Read more: 7 ways to make more from garage sales

How to get top dollar for used electronics

Here are the best places to get the most money for your electronics.

  • Swappa.com for Android devices
  • Gazelle.com for Apple products, plus Android, BlackBerry and other phones
  • Gizmogul.com lets you sell old phones for cash and donate to charity at the same time
  • BuyBackWorld.com or BuyMyTronics.com for all electronics
  • NextWorth.com for phones, cameras, tablets and games
  • Glyde.com for gadgets and games
  • NewtonsHead.com for Apple products, even damaged iPhones

Bigger stores such as Amazon, Walmart, Best Buy, GameStop, and Apple also have their own trade-in programs. Although you’d probably get a better deal from the independent players listed above, you’ll usually get the most money by selling your phone yourself on eBay.
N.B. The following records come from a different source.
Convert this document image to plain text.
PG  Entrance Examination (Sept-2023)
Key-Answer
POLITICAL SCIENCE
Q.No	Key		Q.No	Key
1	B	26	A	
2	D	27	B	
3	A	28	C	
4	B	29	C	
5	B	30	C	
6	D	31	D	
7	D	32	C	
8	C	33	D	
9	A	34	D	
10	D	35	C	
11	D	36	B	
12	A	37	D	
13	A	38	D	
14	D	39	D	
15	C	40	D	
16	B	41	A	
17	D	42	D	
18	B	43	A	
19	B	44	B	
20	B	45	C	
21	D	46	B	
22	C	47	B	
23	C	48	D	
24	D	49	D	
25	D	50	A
Read more: This man paid off $50,000 of debt by reselling stuff online

Selling musical instruments and equipment

It can be difficult to get what you want for musical instruments when selling to a music store or pawn shop, since these places have to turn a profit on the items they sell.

However, Reverb is an app specific to musical instruments and equipment where you can list your item! eBay is also an option for instruments and musical equipment.